Successivamente, mi era stato chiesto di confinare i miei scritti a
temi ecologici. Da esperto, per 40 anni, di questioni internazionali,
mi è sembrato lecito inserire le questioni ambientali nel più vasto
contesto della politica e delle devastazioni ecologiche, che non mi
pare siano limitate alla preservazione dei fringuelli, o alla denuncia
di inceneritori. Del resto, nei miei quasi quotidiani dibattiti con
presentazione dei miei video sulle aree di crisi, i compagni mi
chiedono, da Bolzano a Trapani, di esporre le mie esperienze in fatto
di conflitti e questioni geopolitiche, immancabilmente connessi a temi
ecologici.
Il giorno successivo alla pubblicazione del Mondocane su Cuba, in cui
non ho certo espresso opinioni più "devianti" di quante ne erano state
già pubblicate su Liberazione e financo sul Manifesto, mi hai fatto
comunicare impropriamente dall' Amministratore del giornale, Mauro
Belisario, che la mia collaborazione era cessata. A prescindere che
tale comunicazione mi sarebbe dovuta arrivare da te e in modo formale,
non mi sono state illustrate le motivazioni per un simile
"licenziamento in tronco" di un collaboratore dopo cinque anni di non
indifferenti contributi.
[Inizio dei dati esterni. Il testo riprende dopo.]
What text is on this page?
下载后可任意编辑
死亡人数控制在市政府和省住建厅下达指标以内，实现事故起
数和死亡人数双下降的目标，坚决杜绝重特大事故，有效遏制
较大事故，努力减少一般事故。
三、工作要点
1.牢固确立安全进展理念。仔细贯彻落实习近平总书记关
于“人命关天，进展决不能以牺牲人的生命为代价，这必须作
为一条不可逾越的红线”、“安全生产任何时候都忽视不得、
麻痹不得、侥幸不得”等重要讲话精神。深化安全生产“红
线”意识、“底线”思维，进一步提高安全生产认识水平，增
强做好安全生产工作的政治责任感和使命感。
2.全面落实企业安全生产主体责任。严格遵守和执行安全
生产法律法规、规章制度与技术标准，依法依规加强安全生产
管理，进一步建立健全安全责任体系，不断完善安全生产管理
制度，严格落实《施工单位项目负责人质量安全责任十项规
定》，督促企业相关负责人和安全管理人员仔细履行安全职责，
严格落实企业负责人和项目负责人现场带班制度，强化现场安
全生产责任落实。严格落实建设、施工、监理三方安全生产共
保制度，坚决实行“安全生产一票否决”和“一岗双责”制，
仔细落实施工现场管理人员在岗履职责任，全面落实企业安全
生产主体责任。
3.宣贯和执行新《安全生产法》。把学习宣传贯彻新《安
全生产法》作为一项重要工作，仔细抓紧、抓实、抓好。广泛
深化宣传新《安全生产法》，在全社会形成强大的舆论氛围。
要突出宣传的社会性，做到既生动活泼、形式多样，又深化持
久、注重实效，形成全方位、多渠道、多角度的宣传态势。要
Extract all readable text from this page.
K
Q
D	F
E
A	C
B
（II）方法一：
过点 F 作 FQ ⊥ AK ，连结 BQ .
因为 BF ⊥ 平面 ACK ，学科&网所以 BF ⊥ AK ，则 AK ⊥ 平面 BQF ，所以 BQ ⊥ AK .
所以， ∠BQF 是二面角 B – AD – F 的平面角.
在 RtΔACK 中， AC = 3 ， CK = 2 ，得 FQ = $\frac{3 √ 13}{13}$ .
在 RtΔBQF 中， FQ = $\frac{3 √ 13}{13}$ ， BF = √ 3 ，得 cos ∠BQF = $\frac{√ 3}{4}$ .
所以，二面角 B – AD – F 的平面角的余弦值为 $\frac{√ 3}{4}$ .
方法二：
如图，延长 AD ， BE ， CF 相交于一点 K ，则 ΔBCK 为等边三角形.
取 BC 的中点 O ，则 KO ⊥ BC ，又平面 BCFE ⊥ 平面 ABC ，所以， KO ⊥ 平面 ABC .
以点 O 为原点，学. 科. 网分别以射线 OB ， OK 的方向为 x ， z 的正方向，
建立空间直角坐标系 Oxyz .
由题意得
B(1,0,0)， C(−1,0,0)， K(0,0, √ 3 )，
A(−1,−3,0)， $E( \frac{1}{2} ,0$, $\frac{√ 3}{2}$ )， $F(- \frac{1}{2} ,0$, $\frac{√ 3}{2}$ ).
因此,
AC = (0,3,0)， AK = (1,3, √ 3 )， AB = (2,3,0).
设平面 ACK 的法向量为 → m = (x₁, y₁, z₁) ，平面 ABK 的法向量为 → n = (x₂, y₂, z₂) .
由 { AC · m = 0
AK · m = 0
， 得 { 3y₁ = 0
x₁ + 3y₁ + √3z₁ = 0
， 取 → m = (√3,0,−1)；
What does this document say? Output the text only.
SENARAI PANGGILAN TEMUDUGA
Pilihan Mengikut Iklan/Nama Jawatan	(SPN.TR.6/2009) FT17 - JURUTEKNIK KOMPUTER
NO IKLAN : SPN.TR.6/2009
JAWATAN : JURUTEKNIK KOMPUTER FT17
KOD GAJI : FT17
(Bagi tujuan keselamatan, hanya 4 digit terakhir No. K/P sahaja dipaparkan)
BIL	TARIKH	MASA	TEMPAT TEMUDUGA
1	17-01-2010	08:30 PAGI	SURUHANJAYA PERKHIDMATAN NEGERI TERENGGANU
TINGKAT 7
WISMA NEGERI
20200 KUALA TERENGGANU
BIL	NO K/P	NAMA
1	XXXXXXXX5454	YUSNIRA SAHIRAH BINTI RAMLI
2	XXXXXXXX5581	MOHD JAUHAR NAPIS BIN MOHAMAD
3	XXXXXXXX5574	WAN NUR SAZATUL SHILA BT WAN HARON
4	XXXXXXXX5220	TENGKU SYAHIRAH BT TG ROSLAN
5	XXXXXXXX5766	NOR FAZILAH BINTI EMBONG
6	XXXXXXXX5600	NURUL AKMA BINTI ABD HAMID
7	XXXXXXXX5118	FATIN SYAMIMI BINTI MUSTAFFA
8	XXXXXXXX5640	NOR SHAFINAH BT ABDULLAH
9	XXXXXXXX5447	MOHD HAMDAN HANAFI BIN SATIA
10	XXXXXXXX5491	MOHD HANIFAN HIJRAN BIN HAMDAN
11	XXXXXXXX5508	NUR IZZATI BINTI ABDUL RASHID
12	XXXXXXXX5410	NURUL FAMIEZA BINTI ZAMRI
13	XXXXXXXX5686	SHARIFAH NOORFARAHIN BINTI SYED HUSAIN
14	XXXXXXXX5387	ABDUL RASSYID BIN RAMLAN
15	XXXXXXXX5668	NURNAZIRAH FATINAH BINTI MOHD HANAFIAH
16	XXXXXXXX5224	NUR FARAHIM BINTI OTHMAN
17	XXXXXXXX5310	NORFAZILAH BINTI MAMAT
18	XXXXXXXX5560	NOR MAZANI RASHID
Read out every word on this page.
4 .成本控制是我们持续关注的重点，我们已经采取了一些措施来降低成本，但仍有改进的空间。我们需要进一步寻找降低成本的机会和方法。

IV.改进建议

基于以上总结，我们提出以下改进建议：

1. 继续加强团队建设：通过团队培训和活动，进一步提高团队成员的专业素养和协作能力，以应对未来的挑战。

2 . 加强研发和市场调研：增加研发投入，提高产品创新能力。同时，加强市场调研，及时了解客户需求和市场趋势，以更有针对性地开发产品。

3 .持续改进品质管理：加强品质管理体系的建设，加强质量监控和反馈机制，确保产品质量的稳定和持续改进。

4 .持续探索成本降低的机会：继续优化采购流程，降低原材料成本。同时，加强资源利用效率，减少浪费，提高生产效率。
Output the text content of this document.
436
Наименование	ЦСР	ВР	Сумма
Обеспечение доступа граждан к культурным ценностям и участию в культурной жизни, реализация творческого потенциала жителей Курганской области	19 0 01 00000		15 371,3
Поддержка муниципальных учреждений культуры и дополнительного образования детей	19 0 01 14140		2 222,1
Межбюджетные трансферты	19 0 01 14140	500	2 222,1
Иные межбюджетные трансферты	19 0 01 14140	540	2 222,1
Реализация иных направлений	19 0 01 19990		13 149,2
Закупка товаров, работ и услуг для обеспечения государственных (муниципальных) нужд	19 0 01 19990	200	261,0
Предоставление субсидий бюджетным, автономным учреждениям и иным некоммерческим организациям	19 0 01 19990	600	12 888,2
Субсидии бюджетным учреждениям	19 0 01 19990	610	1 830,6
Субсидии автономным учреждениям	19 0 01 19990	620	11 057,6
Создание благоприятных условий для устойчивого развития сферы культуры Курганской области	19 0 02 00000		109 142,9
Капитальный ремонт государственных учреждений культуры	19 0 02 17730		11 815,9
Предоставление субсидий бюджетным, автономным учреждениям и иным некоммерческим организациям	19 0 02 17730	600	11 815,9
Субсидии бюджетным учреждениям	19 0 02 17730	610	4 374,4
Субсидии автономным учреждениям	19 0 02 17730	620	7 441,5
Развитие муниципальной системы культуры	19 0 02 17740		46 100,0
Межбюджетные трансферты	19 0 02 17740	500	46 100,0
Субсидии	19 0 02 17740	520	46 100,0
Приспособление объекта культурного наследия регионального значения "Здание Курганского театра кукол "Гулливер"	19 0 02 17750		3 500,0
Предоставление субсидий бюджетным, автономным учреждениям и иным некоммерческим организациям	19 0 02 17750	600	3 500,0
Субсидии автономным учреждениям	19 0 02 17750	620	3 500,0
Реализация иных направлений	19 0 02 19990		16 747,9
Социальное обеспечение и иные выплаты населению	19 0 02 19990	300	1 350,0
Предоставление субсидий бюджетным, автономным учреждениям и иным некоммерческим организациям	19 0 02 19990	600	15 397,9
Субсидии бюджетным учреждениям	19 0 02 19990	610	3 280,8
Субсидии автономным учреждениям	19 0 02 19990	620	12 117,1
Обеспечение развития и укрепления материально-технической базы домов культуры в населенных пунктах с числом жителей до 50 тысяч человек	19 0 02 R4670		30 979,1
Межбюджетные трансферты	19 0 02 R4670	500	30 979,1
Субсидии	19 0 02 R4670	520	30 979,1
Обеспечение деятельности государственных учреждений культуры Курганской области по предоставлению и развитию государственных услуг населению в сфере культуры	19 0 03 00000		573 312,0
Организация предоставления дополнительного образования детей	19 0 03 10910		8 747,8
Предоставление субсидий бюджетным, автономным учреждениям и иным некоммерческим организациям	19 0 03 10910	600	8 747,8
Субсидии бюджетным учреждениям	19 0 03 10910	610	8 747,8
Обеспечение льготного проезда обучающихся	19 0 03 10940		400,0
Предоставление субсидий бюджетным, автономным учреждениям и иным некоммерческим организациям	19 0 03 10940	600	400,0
Arguisco, comunque, che il mio trattamento
dell'argomento Cuba abbia provocato il dissenso e la censura del
vertice del Partito. Arguisco anche che quel Mondocane sia stato
considerato la goccia che ha fatto traboccare il vaso della mia
"eterodossità" rispetto alla "linea" di una parte della maggioranza
del Partito. Lo deduco dalle infinite censure che mi sono state
inflitte, fin dai tempi dell'aggressione alla Jugoslavia, quando,
contro le illusioni e gli errori di altri, documentai fatti poi
divenuti di comune certezza, come l'assoldamento dell'organizzazione
di opposizione serba "Otpor" (da altri in Liberazione definiti
"compagni del Movimento") da parte della CIA, il carattere
diffamatorio e non corretto della definizione di Milosevic come
dittatore, il crollo dell'accusa di "pulizia etnica" di fronte ai dati
rilevati dagli investigatori Nato e ONU, pubblicati addirittura su
"L'Unità". Una mia lunga e drammatica intervista con Milosevic,
l'ultima prima dell'arresto, venne pubblicata con grande interesse dal
"Corriere della Sera", ma ritenuta impubblicabile da "Liberazione".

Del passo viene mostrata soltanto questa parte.